Et je les aime tellement tes inquiétudes, tes couardises, tes craintes, tes phobies.
Pourtant, la chambre ne devrait pas provoquer moins de résurgences auditives, visuelles ou olfactives.
A croire qu'il fallait à toute force que je réinvestisse un lieu et te laisse toute la place dans d'autres. C'est ce que j'ai fait.
Je n'irai plus jamais à Hossegor.
Je n'irai plus jamais au Guggenheim.
Je sais où je vais maintenant.
Je viens une fois de plus de regarder quel était ton ciel sur la webcam Lausanne, Grand-Pont/Cathédrale/Cité...
Pas 10 minutes sans que j'aille vérifier ce qu'il y a au-dessus de ta tête.
Le ciel y est déchiré entre des nuages orageux et une luminosité blafarde qui gifle les deux tours.
Les Deux Tours ! Quand je pense aux moments de jubilation ironique à visionner ce "machin" sur le PC, en V.O, toi dans mon fauteuil, moi, perchée sur le bureau, à repérer toutes les hérésies jacksoniennes, à défaillir de dégoût devant les nonsens, à rire aux larmes devant les contresens que seuls deux tolkiendili pouvaient repérer...

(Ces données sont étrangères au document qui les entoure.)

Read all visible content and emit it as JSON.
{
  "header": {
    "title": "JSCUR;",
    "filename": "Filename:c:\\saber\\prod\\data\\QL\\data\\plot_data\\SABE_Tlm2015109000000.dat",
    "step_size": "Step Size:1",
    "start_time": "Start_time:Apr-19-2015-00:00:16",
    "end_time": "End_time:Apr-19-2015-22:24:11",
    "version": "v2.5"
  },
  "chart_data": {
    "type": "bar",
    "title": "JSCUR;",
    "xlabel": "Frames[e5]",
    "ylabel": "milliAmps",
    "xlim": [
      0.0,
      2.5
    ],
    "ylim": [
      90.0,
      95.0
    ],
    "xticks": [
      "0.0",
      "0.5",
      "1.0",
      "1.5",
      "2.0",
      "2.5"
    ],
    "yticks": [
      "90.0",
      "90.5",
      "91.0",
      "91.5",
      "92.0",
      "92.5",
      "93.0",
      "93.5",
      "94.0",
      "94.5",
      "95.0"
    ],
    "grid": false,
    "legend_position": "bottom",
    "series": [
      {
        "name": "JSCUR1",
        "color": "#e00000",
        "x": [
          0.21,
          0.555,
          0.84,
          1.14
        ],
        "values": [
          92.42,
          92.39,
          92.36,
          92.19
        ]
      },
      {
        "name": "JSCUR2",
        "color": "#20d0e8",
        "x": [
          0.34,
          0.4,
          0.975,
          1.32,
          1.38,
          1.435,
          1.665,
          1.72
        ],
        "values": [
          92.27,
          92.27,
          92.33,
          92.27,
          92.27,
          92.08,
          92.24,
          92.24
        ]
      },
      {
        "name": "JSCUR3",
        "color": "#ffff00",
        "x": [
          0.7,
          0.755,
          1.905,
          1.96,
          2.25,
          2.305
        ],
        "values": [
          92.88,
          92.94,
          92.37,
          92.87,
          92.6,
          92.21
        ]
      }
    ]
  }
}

Mon Annatar, mon Lugburz, ma Tour Sombre, ta destruction est peut-être inscrite dans la cosmogonie de Tolkien et par la grâce de la Valacirca qu'Elbereth a lancé dans le ciel du Nord.... elle ne le sera jamais pour moi et encore moins par moi, quitte à y laisser ma triste peau inutile. Moindre perte en regard du but à atteindre. Le désir vaut le but quand le but est enfoui en nous.
Ton ciel est inquiétant, mon âme.
Triste. Lugubre, même.
Si je pouvais souffler, tel Eole, et chasser ces horribles nuages...
Non. En fait, je sais bien que tu aimes cette impression de fin du monde que donne l'orage qui gonfle et s'amplifie avant l'explosion. Je ne ferai rien. Comme d'habitude.
Juste espérer que ton ciel te rend heureux.
Et j'étais censée parler de tout autre chose, non ?
Tout me ramène à toi. Centrifugeuse de l'âme et hasard des digressions.
Je vais mettre "Bliss" encore plus fort.